CHICAGO, ILLINOIS, U.S. — Archer Daniels Midland Co. (ADM) announced on May 5 that it is building a new feed-premix plant in Zhangzhou, China, its fourth in the country. The company also said it will build a new feed plant in Glencoe, Minnesota, U.S.
“Demand for safe, high-quality animal feed in China is growing, and we are expanding our feed business there to meet that demand,” said Brent Fenton, president, ADM Animal Nutrition. “China has ambitious goals for food security and safety, which are creating great opportunities to provide more of the consistent, quality feed products that ADM is known for. This plant will be well-positioned to serve Fujian, Guangdong, Guangxi and Hainan—four provinces with substantial and growing swine, poultry and aquaculture industries.”

The Zhangzhou plant, which is expected to be complete in the fourth quarter of 2016, will manufacture a range of nutritional feed premixes that can be added to animal rations to promote good health and optimal growth. Such premix formulas typically contain various vitamins and minerals, amino acids such as lysine and threonine, and special feed additives, among other ingredients.

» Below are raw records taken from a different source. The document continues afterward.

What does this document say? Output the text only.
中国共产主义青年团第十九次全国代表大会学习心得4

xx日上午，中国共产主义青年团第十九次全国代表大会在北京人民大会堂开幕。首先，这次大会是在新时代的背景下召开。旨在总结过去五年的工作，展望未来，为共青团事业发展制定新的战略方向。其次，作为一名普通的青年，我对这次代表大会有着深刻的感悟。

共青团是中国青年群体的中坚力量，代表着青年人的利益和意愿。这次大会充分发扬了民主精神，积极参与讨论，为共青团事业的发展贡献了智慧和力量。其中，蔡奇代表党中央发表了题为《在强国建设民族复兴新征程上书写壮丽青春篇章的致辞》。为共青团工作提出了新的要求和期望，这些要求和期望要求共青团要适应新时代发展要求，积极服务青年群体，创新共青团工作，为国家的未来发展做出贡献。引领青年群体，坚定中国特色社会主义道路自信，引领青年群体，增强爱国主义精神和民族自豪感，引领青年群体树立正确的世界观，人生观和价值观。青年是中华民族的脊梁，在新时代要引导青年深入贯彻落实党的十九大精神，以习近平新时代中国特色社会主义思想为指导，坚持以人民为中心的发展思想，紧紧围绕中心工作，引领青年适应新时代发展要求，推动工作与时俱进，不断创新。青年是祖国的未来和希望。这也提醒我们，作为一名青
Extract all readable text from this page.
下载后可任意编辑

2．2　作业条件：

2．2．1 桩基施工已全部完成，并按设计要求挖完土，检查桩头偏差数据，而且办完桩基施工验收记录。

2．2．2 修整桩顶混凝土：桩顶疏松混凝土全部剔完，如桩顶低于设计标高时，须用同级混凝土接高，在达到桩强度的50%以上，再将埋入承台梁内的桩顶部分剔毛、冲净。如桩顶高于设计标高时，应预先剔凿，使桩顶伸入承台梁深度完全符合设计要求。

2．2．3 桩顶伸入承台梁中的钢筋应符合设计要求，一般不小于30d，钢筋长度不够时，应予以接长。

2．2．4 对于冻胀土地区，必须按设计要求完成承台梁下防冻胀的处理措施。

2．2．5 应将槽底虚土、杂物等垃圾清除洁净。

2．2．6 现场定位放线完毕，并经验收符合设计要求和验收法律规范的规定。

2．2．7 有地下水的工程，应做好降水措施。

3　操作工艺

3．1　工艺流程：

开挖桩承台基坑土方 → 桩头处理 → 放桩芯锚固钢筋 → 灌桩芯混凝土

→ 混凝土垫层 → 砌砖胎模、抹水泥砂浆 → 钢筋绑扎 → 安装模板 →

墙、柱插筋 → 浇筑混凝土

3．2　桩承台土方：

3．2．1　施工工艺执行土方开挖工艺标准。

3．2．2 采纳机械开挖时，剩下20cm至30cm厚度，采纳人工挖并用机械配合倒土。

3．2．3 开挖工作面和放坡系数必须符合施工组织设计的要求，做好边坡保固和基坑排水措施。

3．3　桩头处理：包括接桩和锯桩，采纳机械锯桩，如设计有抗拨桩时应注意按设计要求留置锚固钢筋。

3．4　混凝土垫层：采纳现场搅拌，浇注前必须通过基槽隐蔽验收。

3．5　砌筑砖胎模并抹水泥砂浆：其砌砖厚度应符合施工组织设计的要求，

ADM will manufacture an estimated 30,000 tonnes of premix products per year at the Zhangzhou facility, which will also provide 80,000 tonnes of additional capacity for the production of complete feeds and concentrates. The facility is expected to employ about 150 people and will complement ADM’s existing premix facilities in Dalian and Tianjin, in northern China; and a facility under construction in Nanjing, in eastern China.
The new, fully automated feed facility in Glencoe, adjacent to ADM’s existing mill, is expected to be complete in the first quarter of 2016. It will serve customers in Minnesota, Wisconsin and Iowa. ADM will be able manufacture about 80,000 tonnes of products per year at the facility.
“A new, automated facility in Glencoe will help us drive operational efficiencies and better meet customer needs for swine and cattle feed products,” Fenton said. “With these new plants in Minnesota and China, we are better able help to meet the needs of livestock producers around the world.”